Jesús sí sabe como despojarse de su trono, de su gloria, y tomar forma de siervo, vestirse de esclavo, hacer el trabajo más vergonzoso de lavar los pies de otros, tocar al intocable, orar por quien nadie ora, enseñar a quienes no pueden pagar por aprender, tomar nuestro lugar en una cruel cruz, abogar por nuestra debilidad día a día. ¿Será esta voluntad de Dios para sus lideres sobre la tierra o se aplica un modelo diferente?
A los fariseos de ese tiempo se les hacía fácil creer que eran muy sabios, esa es una posición de muy alto riesgo pues se confiaron sobre manera cuando asumieron que sabían todo, (Esta actitud recibe hoy el nombre de ilusión de conocimiento o exceso de confianza y demasiada seguridad). Eso les impidió reconocer a Jesús como el enviado del Padre. Jamás pensaron ni por un instante ser enseñados por alguien más, se consideraban a si mismos joyas irrepetibles, productos certificados de clase mundial ISO 9000.
Jesús servia a los abandonados, a quienes no podían devolver lo recibido.

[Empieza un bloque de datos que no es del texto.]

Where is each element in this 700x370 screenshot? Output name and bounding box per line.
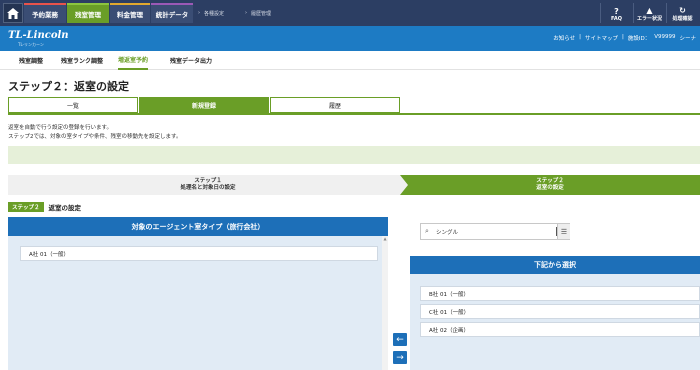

La Iglesia, no permite espacios para ese estilo de liderazgo humano centrado en el líder y sus anhelos y en sus deseos -al menos en su organización espiritual- ni los discípulos, ni los diáconos, ni los maestros, ni el más humilde servidor(a) está puesto allí para ser esclavo o siervo del líder. Los creyentes, lo discípulos, y los líderes están puestos allí para enseñarles a desarrollar en el líder una profunda actitud de servicio a favor de otros, ocupar la silla de rey o de pastor es para que el líder pueda desarrollar su humildad, para que el líder se despoje de todo orgullo, para abandonar la prepotencia, el amor al dinero, el amor al poder, para que el Espíritu Santo complete su obra en cada uno, que forme el carácter correcto, para fortalecer relaciones, para sobrellevar al débil y al que no sabe, para amar a los demás en la misma manera y medida en que somos amados por Dios.

Dios, que mi corazón y mi mente se transformen para servir según tu modelo, que mi servicio a los demás sea la parte más invisible de mi liderazgo, que me despoje de todo deseo de reconocimiento- inclusive de aquellos que hoy considero justos- que pueda extender fielmente tu reino sobre la tierra. Aleja de mi vista y de mi oído las adulaciones para no desearlas y menos extrañarlas aunque otros(as) sí los reciban. Dios, tú eres celoso de tu gloria y no la compartes con nadie, toda la gloria sea para ti. Que así se haga en mi vida.